2006 Nuclear Free Future Lifetime Achievement for his ongoing activism speaking out against nuclear weapons and nuclear power - where the risks and decommissioning costs are significant.

2006 Indigenous World Uranium Summit, Lifetime Achievement for promoting a nuclear-free future through his work.

2007 Allan Hauser Memorial Award. for his demonstrated artistic success and community involvement.

Mike Daisey - If You See Something Say Something. where Mike Daisey talks about his visits to Trinity Site, The Bradbury Science Museum and his "Welcome to the Black Hole".

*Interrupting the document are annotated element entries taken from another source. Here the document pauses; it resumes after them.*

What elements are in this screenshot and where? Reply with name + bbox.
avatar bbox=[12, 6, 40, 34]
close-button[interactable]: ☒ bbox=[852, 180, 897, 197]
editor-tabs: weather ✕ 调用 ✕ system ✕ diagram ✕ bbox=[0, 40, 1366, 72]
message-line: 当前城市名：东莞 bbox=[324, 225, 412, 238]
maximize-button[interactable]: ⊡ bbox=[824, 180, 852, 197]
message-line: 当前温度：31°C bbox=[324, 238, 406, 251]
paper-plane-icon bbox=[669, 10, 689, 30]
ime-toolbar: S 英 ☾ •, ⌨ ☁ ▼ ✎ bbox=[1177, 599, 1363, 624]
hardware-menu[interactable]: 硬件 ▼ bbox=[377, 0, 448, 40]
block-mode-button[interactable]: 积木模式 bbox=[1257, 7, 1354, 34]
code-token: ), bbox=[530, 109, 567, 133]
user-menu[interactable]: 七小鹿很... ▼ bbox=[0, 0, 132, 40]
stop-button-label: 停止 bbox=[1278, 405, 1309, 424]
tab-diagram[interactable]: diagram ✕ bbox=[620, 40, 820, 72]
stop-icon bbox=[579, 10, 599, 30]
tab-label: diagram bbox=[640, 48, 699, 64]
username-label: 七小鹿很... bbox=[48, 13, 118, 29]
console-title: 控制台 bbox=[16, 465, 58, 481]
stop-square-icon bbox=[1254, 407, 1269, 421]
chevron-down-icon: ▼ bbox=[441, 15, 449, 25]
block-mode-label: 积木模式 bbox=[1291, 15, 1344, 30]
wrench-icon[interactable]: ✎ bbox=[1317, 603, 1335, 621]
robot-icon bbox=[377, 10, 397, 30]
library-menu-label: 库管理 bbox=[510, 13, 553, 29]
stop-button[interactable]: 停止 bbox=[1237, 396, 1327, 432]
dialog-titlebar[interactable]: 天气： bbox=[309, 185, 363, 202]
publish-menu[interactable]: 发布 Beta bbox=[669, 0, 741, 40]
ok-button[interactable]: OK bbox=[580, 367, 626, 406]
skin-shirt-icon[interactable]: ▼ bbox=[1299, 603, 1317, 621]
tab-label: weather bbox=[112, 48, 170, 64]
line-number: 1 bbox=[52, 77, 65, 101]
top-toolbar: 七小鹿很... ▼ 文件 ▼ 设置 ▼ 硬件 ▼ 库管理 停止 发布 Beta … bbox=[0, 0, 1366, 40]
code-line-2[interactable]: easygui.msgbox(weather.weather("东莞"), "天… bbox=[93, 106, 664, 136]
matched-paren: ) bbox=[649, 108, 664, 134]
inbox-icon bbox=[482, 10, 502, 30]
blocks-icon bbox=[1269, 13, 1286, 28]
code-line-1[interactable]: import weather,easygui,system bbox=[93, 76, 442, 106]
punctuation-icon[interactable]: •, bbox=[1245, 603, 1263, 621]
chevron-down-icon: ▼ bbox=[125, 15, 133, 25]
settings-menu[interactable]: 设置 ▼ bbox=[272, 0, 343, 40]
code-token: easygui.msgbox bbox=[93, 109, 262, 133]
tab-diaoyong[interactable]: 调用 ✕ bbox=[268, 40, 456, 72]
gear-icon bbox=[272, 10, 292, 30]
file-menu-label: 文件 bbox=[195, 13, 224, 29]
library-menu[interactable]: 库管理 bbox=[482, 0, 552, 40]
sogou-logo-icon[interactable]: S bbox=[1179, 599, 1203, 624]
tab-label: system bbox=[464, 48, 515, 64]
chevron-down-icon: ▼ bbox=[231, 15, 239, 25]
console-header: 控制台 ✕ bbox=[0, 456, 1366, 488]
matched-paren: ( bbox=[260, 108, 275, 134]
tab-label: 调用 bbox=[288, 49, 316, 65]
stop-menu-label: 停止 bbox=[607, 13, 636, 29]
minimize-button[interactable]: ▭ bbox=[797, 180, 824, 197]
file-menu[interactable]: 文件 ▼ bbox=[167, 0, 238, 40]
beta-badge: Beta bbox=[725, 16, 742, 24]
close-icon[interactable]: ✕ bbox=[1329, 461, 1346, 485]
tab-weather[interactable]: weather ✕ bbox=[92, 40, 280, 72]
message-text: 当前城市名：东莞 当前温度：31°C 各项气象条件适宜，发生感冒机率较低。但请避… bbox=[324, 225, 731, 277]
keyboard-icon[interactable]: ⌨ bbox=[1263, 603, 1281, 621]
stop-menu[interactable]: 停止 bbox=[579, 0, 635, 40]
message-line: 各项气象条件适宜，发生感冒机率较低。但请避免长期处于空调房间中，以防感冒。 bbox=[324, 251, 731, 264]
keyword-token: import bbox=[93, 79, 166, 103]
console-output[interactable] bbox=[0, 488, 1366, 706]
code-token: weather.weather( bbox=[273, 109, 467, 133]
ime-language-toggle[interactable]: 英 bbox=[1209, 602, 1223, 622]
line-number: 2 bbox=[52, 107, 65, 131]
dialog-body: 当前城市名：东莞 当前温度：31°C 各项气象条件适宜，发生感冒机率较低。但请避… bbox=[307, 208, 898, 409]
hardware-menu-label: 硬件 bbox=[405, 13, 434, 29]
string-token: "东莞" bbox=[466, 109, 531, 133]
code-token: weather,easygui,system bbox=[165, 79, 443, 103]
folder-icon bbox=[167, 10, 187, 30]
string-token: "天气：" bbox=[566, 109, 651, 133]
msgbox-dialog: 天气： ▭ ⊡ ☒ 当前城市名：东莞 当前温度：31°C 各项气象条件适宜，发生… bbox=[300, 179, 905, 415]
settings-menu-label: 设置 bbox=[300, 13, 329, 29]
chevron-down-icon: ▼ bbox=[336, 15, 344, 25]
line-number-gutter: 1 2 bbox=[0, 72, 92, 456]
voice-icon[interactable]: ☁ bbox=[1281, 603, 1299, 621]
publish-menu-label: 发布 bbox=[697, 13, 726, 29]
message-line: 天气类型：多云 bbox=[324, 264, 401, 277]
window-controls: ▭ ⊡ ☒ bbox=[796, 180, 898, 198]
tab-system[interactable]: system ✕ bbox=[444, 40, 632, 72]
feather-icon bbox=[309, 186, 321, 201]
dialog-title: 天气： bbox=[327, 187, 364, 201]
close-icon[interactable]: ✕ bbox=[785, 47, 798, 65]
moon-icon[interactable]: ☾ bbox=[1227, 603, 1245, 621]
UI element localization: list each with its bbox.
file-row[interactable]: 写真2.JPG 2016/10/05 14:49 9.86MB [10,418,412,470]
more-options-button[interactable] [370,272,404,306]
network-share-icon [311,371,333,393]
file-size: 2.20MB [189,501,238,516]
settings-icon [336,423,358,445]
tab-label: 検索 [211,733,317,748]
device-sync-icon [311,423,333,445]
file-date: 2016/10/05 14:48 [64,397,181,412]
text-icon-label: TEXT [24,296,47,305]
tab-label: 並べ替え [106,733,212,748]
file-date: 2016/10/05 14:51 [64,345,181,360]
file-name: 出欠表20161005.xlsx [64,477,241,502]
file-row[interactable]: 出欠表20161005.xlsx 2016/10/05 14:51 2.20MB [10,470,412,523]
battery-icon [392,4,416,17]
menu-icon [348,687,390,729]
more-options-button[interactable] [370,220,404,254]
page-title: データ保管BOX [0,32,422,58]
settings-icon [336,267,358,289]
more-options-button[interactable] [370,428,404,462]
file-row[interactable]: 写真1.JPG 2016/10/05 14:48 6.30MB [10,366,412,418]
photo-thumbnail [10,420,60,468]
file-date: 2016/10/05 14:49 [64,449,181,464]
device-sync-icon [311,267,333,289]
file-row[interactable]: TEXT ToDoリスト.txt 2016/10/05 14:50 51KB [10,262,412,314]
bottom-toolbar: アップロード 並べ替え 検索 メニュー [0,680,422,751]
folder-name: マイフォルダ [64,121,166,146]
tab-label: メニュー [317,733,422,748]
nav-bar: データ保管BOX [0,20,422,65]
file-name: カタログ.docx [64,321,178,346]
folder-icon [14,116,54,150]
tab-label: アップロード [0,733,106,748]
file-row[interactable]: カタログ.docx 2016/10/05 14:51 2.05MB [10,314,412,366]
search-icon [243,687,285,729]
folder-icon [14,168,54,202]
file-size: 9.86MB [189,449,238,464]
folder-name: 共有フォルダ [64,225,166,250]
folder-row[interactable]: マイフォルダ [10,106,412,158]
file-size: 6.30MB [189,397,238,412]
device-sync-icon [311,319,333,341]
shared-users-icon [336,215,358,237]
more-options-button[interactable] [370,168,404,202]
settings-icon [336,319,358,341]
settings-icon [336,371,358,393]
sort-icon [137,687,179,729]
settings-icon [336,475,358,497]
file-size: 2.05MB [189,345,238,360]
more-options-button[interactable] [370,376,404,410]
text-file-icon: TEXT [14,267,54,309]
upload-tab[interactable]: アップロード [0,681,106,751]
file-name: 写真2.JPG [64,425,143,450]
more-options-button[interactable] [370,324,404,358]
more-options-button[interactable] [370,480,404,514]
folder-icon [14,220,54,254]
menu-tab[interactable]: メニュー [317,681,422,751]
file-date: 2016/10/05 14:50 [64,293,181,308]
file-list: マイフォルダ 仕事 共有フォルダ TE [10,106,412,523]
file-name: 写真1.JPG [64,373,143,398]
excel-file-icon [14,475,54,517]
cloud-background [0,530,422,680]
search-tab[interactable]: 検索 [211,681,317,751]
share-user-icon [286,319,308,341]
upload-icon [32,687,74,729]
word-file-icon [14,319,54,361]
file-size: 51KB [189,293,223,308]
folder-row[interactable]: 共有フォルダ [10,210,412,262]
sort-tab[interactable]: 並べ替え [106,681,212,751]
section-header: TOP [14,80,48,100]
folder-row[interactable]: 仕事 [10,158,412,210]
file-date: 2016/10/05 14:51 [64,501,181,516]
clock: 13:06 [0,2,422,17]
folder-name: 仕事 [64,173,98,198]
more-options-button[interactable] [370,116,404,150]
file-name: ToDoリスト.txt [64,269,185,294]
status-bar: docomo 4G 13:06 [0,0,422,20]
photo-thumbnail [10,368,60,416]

National Public Radio (NPR) feature titled "At 85, 'Atomic Ed' Is Still Ticking Off Los Alamos" which described Ed's ongoing buying, selling and saving of "nuclear waste" and his desire to find a location for his twin 40 ton granite monuments - the Rosetta Stones for the Nuclear Age.

==Death==
Grothus died on February 12, 2009, from colon cancer.

In an email correspondence prior to his death, Ed wrote, "My body is wracked with cancer tumors. My mind is wracked with the horrible visions of a very possible nuclear holocaust."